Posted: Published on May 31st, 2014

This post was added by Dr Simmons

There's no doubt Pharrell's "Happy" is the biggest hit of the year so far. It spent 15 weeks at the top of the Billboard 100 and inspired hundreds of fan videos on YouTube.

Just a few weeks ago, six Iranian teenagers got arrested for posting a video of themselves dancing to the catchy song.

So what is it about "Happy" that triggers a nearly uncontrollable need to tap your foot, bob your head or move to the rhythm in some way?

It may be more about what's missing from the song than what's there.

Last month neuroscientists at Aarhus University in Denmark published a study showing that danceable grooves have just the right amount of gaps or breaks in the beats. Your brain wants to fill in those gaps with body movement, says the study's lead author, Maria Witek.

"Gaps in the rhythmic structure, gaps in the sort of underlying beat of the music that sort of provides us with an opportunity to physically inhabit those gaps and fill in those gaps with our own bodies," she says.

A few years ago, Witek set out to figure out which songs got people onto the dance floor.

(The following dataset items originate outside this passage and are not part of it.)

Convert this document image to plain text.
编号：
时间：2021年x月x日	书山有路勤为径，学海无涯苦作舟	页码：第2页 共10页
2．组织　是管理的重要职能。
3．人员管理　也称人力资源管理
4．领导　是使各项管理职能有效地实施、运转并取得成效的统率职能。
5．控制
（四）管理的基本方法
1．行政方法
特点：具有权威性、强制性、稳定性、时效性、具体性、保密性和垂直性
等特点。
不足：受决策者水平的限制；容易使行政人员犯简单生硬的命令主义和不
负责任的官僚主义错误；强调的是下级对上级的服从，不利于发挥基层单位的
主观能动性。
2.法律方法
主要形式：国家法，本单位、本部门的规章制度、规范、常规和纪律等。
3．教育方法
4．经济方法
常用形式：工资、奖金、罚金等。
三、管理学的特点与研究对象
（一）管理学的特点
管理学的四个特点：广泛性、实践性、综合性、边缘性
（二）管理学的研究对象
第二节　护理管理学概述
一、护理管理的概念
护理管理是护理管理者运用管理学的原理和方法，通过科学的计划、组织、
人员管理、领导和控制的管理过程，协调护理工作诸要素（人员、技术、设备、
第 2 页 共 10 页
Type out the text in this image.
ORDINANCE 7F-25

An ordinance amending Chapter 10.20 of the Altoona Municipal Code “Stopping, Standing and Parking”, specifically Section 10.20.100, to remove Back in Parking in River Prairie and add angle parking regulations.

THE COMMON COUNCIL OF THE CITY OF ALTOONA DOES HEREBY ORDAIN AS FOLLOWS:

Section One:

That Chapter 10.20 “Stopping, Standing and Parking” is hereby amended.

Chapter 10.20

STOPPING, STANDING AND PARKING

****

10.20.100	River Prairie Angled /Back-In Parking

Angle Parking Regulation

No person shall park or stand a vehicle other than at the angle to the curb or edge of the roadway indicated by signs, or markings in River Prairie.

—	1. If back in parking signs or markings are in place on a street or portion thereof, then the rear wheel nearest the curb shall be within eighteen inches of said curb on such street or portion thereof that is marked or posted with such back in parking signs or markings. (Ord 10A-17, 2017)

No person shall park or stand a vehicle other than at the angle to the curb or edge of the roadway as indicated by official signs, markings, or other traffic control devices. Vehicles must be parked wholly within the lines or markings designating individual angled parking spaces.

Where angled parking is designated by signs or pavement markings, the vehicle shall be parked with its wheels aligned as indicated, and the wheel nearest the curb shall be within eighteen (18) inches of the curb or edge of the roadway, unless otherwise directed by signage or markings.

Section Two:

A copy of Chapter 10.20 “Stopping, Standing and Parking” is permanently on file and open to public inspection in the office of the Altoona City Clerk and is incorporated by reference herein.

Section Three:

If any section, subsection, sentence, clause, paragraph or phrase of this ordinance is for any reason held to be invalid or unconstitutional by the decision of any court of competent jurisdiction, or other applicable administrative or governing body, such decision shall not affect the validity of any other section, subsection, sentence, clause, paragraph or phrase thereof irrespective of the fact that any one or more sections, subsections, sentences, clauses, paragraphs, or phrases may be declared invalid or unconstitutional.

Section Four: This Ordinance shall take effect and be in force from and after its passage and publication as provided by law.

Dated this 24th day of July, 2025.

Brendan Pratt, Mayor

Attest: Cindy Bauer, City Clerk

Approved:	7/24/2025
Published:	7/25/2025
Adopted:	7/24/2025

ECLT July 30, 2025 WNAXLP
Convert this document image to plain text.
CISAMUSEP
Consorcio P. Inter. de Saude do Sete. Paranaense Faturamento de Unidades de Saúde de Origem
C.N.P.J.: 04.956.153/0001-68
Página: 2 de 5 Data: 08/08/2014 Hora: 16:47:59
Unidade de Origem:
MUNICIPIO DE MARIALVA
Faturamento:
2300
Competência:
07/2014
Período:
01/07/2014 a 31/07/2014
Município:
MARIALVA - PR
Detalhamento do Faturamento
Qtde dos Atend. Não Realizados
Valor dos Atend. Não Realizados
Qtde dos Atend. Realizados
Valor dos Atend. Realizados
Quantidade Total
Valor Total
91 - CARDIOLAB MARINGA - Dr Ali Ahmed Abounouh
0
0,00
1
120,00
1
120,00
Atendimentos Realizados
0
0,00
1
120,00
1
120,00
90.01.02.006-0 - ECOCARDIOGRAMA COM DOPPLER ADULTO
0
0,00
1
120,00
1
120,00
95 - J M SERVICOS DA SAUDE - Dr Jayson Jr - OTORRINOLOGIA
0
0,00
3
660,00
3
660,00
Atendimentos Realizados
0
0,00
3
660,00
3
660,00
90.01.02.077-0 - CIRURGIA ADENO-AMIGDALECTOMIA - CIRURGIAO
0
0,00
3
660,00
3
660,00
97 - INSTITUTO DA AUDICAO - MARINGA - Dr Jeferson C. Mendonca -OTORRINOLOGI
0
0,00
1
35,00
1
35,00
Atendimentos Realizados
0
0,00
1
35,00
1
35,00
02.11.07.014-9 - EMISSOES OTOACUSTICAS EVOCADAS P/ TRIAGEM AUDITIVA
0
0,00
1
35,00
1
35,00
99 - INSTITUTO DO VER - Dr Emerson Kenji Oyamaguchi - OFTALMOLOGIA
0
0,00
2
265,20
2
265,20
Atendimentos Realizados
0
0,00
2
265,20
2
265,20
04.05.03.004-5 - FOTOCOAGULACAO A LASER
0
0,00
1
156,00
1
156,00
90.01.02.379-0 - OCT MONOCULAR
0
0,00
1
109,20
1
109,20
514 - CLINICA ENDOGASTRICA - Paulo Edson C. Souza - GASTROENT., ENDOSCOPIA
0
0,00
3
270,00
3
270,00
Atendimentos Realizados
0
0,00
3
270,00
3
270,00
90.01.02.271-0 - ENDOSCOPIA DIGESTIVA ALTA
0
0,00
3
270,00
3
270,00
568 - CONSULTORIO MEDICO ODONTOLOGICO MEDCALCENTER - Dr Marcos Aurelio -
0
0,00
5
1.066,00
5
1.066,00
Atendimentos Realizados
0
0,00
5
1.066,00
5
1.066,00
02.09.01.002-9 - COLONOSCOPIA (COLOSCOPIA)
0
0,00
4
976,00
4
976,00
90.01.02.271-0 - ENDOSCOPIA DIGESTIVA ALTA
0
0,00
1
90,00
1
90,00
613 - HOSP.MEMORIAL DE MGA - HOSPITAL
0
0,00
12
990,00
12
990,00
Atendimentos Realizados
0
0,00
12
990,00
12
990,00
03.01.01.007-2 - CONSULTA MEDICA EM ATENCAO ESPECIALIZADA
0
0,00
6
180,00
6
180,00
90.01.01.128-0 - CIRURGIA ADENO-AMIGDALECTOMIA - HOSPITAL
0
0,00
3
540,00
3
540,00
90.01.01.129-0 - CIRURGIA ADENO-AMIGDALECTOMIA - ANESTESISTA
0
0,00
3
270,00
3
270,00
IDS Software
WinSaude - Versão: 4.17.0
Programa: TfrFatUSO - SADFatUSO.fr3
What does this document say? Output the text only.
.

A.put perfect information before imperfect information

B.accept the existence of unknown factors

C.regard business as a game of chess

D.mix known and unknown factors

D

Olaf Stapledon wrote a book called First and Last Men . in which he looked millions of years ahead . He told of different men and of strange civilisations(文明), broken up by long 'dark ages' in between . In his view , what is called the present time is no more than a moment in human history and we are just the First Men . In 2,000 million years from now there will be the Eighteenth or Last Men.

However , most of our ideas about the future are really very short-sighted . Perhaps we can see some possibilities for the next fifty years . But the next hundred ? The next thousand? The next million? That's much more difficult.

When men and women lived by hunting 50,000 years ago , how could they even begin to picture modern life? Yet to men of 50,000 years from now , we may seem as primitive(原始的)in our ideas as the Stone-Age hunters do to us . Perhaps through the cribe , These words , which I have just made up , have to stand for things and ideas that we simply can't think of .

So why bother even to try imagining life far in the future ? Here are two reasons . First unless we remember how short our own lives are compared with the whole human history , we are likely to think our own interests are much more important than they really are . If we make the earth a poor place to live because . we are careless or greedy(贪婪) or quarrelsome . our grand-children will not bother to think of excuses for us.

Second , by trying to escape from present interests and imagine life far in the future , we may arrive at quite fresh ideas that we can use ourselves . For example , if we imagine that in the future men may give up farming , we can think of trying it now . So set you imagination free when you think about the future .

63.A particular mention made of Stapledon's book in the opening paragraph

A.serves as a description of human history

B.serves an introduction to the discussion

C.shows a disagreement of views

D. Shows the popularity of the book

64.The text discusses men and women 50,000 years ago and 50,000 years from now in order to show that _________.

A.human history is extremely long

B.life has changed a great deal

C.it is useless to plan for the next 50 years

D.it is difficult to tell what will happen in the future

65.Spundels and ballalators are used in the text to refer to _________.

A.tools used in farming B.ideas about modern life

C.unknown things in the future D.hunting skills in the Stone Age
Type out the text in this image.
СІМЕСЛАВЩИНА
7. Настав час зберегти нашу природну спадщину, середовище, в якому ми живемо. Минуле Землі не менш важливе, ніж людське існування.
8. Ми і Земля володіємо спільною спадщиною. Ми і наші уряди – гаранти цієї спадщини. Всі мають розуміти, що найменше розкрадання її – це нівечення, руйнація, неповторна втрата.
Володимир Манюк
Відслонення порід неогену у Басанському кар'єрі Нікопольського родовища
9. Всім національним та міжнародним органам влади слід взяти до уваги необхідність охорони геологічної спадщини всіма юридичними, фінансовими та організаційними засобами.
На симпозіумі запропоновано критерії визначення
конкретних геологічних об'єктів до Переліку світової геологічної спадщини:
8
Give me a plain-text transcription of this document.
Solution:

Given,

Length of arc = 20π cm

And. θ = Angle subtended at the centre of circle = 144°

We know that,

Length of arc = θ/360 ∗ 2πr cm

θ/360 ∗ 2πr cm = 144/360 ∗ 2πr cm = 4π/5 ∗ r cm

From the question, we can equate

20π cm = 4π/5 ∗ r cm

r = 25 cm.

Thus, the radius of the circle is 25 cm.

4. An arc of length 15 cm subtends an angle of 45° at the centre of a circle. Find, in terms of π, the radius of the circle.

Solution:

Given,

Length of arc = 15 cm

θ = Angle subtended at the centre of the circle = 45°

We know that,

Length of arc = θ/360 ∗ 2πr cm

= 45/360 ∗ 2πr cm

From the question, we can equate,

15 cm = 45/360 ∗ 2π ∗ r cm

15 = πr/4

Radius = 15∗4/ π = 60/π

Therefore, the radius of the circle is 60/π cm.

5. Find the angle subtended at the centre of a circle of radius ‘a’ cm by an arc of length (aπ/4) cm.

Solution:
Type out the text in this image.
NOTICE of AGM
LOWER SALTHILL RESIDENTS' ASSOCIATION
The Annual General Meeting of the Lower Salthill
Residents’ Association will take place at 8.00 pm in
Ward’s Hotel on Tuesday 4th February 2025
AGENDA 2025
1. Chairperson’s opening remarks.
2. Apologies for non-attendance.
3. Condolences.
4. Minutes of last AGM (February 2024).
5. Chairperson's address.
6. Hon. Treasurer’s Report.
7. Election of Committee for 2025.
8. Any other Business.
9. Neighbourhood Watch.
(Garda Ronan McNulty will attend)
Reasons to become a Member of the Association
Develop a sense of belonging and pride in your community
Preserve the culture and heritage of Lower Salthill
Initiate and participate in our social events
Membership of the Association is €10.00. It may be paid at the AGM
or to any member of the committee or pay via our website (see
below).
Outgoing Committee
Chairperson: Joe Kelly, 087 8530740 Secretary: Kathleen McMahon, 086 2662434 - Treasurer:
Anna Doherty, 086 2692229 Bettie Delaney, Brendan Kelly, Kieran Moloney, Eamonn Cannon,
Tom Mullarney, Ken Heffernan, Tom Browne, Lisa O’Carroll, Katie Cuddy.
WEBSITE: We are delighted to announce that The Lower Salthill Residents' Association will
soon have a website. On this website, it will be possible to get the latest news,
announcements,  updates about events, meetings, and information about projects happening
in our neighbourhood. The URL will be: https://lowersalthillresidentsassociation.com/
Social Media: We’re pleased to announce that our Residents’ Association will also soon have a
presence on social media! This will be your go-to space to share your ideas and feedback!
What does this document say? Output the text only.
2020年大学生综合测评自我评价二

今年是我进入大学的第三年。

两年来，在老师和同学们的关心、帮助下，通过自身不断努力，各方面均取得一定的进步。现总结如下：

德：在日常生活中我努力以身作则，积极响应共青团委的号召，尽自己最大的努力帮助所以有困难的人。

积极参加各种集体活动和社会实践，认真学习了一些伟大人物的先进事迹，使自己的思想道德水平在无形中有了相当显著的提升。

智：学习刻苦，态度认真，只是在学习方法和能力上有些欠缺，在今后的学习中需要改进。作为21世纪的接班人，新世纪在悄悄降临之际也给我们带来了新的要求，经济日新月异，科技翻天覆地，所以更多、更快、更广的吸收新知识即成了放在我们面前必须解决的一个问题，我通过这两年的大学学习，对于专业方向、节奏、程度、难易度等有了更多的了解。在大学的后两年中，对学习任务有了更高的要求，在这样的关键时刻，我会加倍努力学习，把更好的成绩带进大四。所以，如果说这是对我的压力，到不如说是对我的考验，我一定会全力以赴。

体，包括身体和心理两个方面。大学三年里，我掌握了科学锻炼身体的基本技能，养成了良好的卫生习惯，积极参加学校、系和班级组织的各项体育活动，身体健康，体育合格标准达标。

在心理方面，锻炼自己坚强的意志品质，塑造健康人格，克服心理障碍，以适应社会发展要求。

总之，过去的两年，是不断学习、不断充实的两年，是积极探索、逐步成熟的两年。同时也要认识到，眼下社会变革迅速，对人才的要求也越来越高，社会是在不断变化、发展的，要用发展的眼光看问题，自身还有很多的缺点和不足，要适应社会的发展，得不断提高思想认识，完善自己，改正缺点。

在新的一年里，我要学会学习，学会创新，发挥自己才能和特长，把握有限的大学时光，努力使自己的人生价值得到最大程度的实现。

She created an online survey and gave people drum patterns to listen to. Some had really simple rhythms with regular beats. Others had extremely complex rhythms, with lots of gaps where you'd expect beats to be. Finally there were drumming patterns that fell in the middle of those two extremes. They have a regular, predictable beat, but also some pauses or gaps.

Witek says that people all over the world agreed on which drum patterns made them most want to dance: "Not the ones that have very little complexity and not the ones that had very, very high complexity," she says, "but the patterns that had a sort of a balance between predictability and complexity."

These rhythms offer enough regularity so that we can perceive the underlying beat, Witek and her team reported in the journal PLOS ONE. But they also need enough gaps or breaks to invite participants to synchronize to the music.